Meyers made jokes about Senate Majority Leader Mitch McConnell and the Republicans running roughshod over governmental norms and process. How they spread blatant, easily provable lies about how their pell-mell stampede to kill the ACA was anything like Obama’s and the Democrats’ approach in passing it, perhaps counting on Donald Trump’s relentless, boorish attack on fact and reality (“Fake news!”) to have devalued the truth to the point that incontrovertible evidence of mendacity and hypocrisy would simply be disregarded by enough people. Meyers showed clips of McConnell and now-Vice President Mike Pence arguing during the ACA debates that Obamacare’s process was secretive and rushed (it wasn’t), which directly contradicts every single step they and their Republican colleagues have taken to ram their uniformly despised plans through. “It’s insane,” is all Meyers can muster at one point, before pronouncing that the Republicans under McConnell have been operating so secretly, and violating all congressional norms in the process, because they know what they’re doing couldn’t stand up to scrutiny.

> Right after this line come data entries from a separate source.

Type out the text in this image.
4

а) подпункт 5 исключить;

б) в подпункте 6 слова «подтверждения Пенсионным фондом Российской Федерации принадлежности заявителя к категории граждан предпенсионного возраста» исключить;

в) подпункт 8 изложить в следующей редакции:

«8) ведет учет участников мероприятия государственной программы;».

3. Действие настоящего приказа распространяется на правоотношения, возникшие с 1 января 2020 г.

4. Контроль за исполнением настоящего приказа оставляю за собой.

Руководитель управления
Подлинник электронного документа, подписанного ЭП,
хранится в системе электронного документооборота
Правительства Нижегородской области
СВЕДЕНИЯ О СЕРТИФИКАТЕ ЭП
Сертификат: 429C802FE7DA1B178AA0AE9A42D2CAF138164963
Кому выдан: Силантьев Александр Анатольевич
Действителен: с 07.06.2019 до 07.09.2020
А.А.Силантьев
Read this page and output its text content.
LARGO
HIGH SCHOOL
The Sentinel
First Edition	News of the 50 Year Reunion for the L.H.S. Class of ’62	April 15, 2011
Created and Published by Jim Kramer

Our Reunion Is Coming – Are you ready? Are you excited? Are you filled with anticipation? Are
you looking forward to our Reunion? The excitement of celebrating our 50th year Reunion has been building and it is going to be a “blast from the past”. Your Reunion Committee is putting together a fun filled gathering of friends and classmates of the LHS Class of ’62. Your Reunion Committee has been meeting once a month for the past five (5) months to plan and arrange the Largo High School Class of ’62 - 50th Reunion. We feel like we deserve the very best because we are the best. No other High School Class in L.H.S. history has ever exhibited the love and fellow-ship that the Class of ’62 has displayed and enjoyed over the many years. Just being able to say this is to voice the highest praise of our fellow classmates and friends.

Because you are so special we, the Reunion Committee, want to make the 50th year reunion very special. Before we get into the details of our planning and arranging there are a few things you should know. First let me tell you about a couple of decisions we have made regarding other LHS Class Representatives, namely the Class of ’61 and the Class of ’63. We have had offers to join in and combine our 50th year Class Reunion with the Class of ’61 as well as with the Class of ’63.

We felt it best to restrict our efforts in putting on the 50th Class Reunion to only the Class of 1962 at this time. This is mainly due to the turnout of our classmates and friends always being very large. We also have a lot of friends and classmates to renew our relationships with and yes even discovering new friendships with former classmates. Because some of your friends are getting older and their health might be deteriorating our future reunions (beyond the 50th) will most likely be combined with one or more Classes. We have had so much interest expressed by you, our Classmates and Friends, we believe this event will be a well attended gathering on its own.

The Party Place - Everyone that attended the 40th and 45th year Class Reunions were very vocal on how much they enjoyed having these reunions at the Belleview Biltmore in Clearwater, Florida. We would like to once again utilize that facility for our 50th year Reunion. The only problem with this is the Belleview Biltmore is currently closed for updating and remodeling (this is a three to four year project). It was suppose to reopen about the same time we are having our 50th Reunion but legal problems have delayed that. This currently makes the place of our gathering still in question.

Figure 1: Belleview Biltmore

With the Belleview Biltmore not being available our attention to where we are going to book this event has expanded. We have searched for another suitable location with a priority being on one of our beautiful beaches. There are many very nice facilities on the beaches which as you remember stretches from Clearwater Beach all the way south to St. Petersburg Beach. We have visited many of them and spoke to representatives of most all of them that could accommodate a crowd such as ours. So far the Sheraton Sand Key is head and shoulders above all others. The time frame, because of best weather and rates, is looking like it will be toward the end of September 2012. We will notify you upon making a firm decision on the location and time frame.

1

And, even in secrecy, and haste, it wasn’t enough in the end. Those who stayed up to the end of Late Night With Seth Meyers found out (on decidedly unfunny C-Span) that the Republican plan failed, on a vote of 49-51. The vote—on a plan with no CBO score, that had been written in secret (even from most Republicans), that was favored by about 20 percent of Americans, that sought to destroy a flawed plan that, nonetheless, gave tens of millions of Americans a chance at life they had traditionally been denied through no fault of their own—ultimately failed by only two votes. (With Republican Senators Susan Collins, Lisa Murkowski, and John McCain the only Republicans to vote against proceeding.) Insane, indeed. At least tomorrow’s jokes should find a more receptive, and relieved, audience.